Dance traditions at biggest European festivals

The pandemic has done irreversible damage in terms of the lives it claimed, financial losses,

as well as stress, anxiety, and loneliness caused by social distancing. We are inherently social beings and we live and thrive off of each other’s company. In these kinds of times, it is nice to look back and remember the fun things that we used to do before the pandemic. Going to festivals, for example. The biggest festivals brought together millions of people. It was a truly blessed time when we didn’t have to worry about social distancing, but just enjoy the majestic parades, the delicious food, and awe-striking performances. Dance performances are a significant part of most festivals and there are countless festivals dedicated specifically to dance. When the pandemic is over, here are the top festivals that we’re excited to go to in order to watch dance performances and also engage in some fun dancing activities.

St. Patrick’s Day

St. Patrick’s Day is the celebration that every Irish person is excitedly looking forward two. It’s a celebration dedicated to the patron saint of Ireland. Dublin’s St. Patrick’s Festival is the most large-scale celebration and a major tourist attraction, but St. Patrick’s Day parades take place wherever there is an Irish diaspora. On this occasion, people are wearing green, watching the parades, enjoying the traditional food, music, and of course, the dance performances. Thousands of dancers delight the spectators with skillful and unique dance performances. The traditional Irish dance has become as essential to this celebration as the shamrock, leprechaun, or Guinness beer are.

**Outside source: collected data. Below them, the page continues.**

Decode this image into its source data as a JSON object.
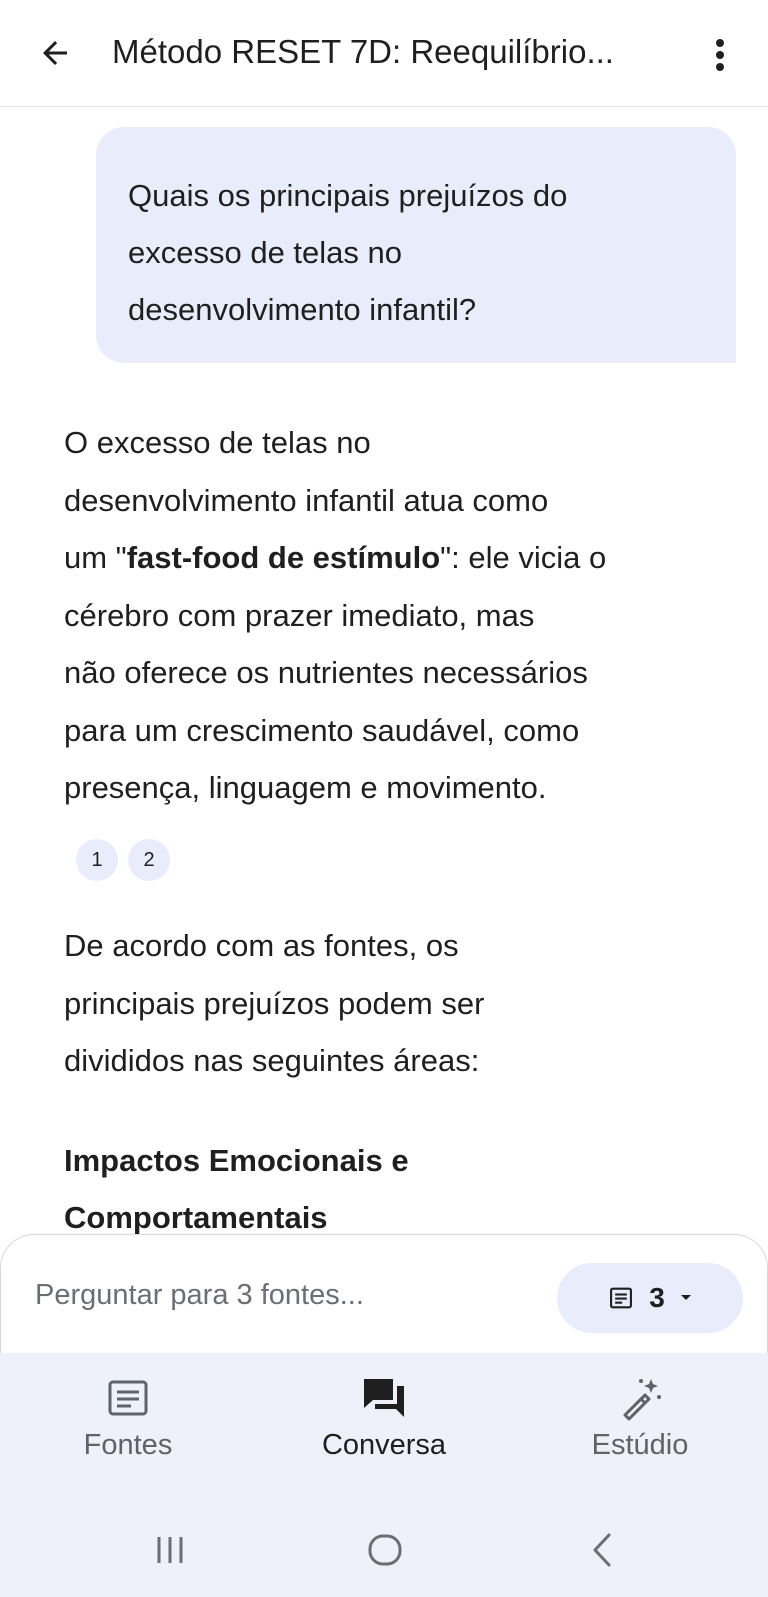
{
  "header": {
    "back_icon": "arrow-left-icon",
    "title": "Método RESET 7D: Reequilíbrio...",
    "menu_icon": "more-vert-icon"
  },
  "chat": {
    "user_question_lines": [
      "Quais os principais prejuízos do",
      "excesso de telas no",
      "desenvolvimento infantil?"
    ],
    "answer": {
      "line1": "O excesso de telas no",
      "line2": "desenvolvimento infantil atua como",
      "line3_pre": "um \"",
      "line3_bold": "fast-food de estímulo",
      "line3_post": "\": ele vicia o",
      "line4": "cérebro com prazer imediato, mas",
      "line5": "não oferece os nutrientes necessários",
      "line6": "para um crescimento saudável, como",
      "line7": "presença, linguagem e movimento."
    },
    "citations": [
      "1",
      "2"
    ],
    "paragraph2_lines": [
      "De acordo com as fontes, os",
      "principais prejuízos podem ser",
      "divididos nas seguintes áreas:"
    ],
    "section_heading_lines": [
      "Impactos Emocionais e",
      "Comportamentais"
    ]
  },
  "composer": {
    "placeholder": "Perguntar para 3 fontes...",
    "source_count": "3",
    "source_icon": "document-icon",
    "dropdown_icon": "caret-down-icon"
  },
  "bottom_nav": {
    "items": [
      {
        "label": "Fontes",
        "icon": "sources-icon",
        "active": false
      },
      {
        "label": "Conversa",
        "icon": "chat-icon",
        "active": true
      },
      {
        "label": "Estúdio",
        "icon": "magic-wand-icon",
        "active": false
      }
    ]
  },
  "system_nav": [
    "recents-icon",
    "home-icon",
    "back-icon"
  ],
  "colors": {
    "bubble": "#e9ecfb",
    "nav_background": "#eef0fa",
    "text": "#1f1f1f",
    "muted": "#5f6368"
  }
}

There’s even a nice tradition for some amateur dancers to learn a St. Patrick’s Day trade set dance to impress their family and friends. If you also want to impress your loved one next year, better start looking for Irish dance shoes and start learning the dance!

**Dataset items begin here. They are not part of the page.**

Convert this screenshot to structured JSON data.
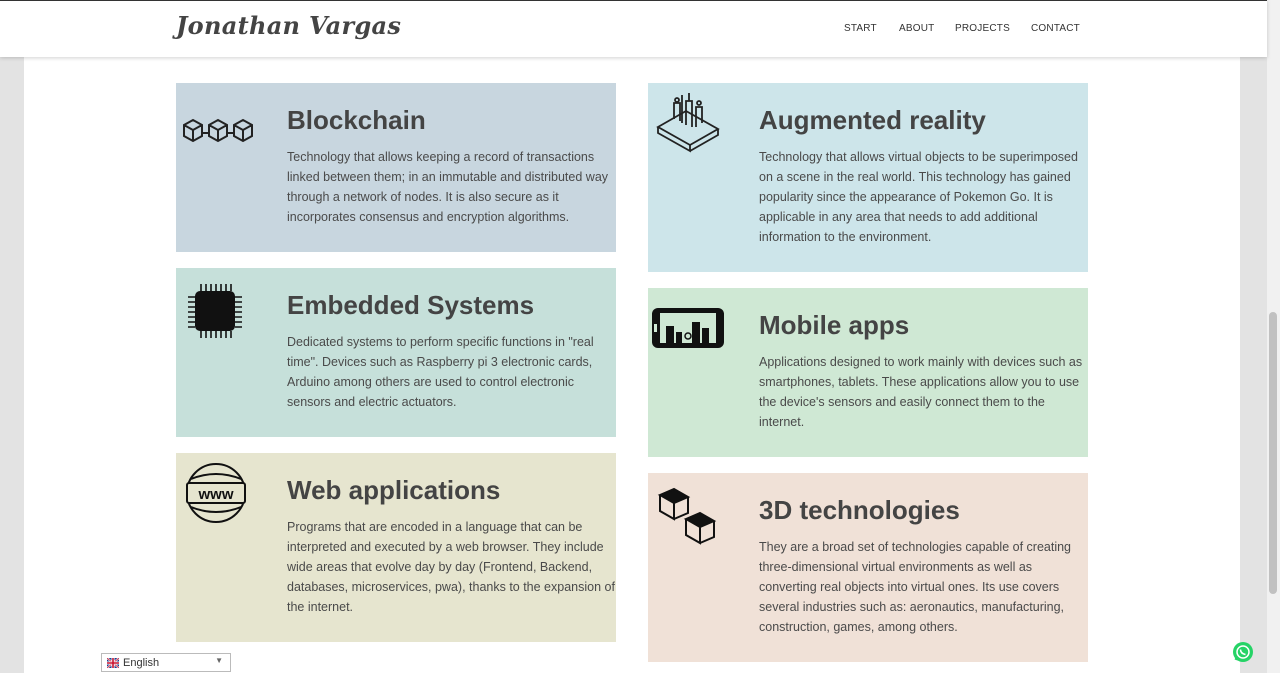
{
  "header": {
    "brand": "Jonathan Vargas",
    "nav": [
      "START",
      "ABOUT",
      "PROJECTS",
      "CONTACT"
    ]
  },
  "cards": [
    {
      "icon": "blockchain-icon",
      "color": "#c8d6df",
      "title": "Blockchain",
      "text": "Technology that allows keeping a record of transactions linked between them; in an immutable and distributed way through a network of nodes. It is also secure as it incorporates consensus and encryption algorithms."
    },
    {
      "icon": "augmented-reality-icon",
      "color": "#cde5ea",
      "title": "Augmented reality",
      "text": "Technology that allows virtual objects to be superimposed on a scene in the real world. This technology has gained popularity since the appearance of Pokemon Go. It is applicable in any area that needs to add additional information to the environment."
    },
    {
      "icon": "chip-icon",
      "color": "#c6e0da",
      "title": "Embedded Systems",
      "text": "Dedicated systems to perform specific functions in \"real time\". Devices such as Raspberry pi 3 electronic cards, Arduino among others are used to control electronic sensors and electric actuators."
    },
    {
      "icon": "mobile-app-icon",
      "color": "#cfe8d4",
      "title": "Mobile apps",
      "text": "Applications designed to work mainly with devices such as smartphones, tablets. These applications allow you to use the device's sensors and easily connect them to the internet."
    },
    {
      "icon": "www-globe-icon",
      "color": "#e6e5cf",
      "title": "Web applications",
      "text": "Programs that are encoded in a language that can be interpreted and executed by a web browser. They include wide areas that evolve day by day (Frontend, Backend, databases, microservices, pwa), thanks to the expansion of the internet."
    },
    {
      "icon": "3d-cubes-icon",
      "color": "#f0e1d7",
      "title": "3D technologies",
      "text": "They are a broad set of technologies capable of creating three-dimensional virtual environments as well as converting real objects into virtual ones. Its use covers several industries such as: aeronautics, manufacturing, construction, games, among others."
    }
  ],
  "language_selector": {
    "value": "English",
    "caret": "▼"
  }
}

Oktoberfest is the world’s largest beer fest and it has been held since 1810 in Munich. It’s an important part of Bavarian culture. There’s much more to this festival than beer, although that’s certainly one of the best parts. It is traditionally celebrated in late September for 16-18 days and it gathers millions of people annually. Apart from beer, food, and music, there are also costumed parades and thousands of dancers who perform for the public. You can see polka dance performances and also the Schuhplattler dance, which is a folk dance popular in Bavaria. But there’s another interesting tradition at Oktoberfest, and that is the chicken dance. This is a dance in which people imitate chicken beaks with their hands and wiggle back and forth faster and faster in tempo with the Der Ententanz song. It’s a really fun activity to do, especially after a couple of good beers.

Edinburgh Festival Fringe

The Edinburgh Festival Fringe has been voted number 1 on the list of must-do experiences in the UK by the users of Lonely Planet in 2019. It is so loved by locals and tourists because it has everything: music, theater, cabaret, exhibitions, comedy, dance, and so much more. For art enthusiasts, this is an amazing show because it is the largest arts festival in Europe and quite possibly the world. If you especially love theatrical dance performances, which are a tradition for this festival, then this is certainly one of the festivals that you need to go to at least once in your life!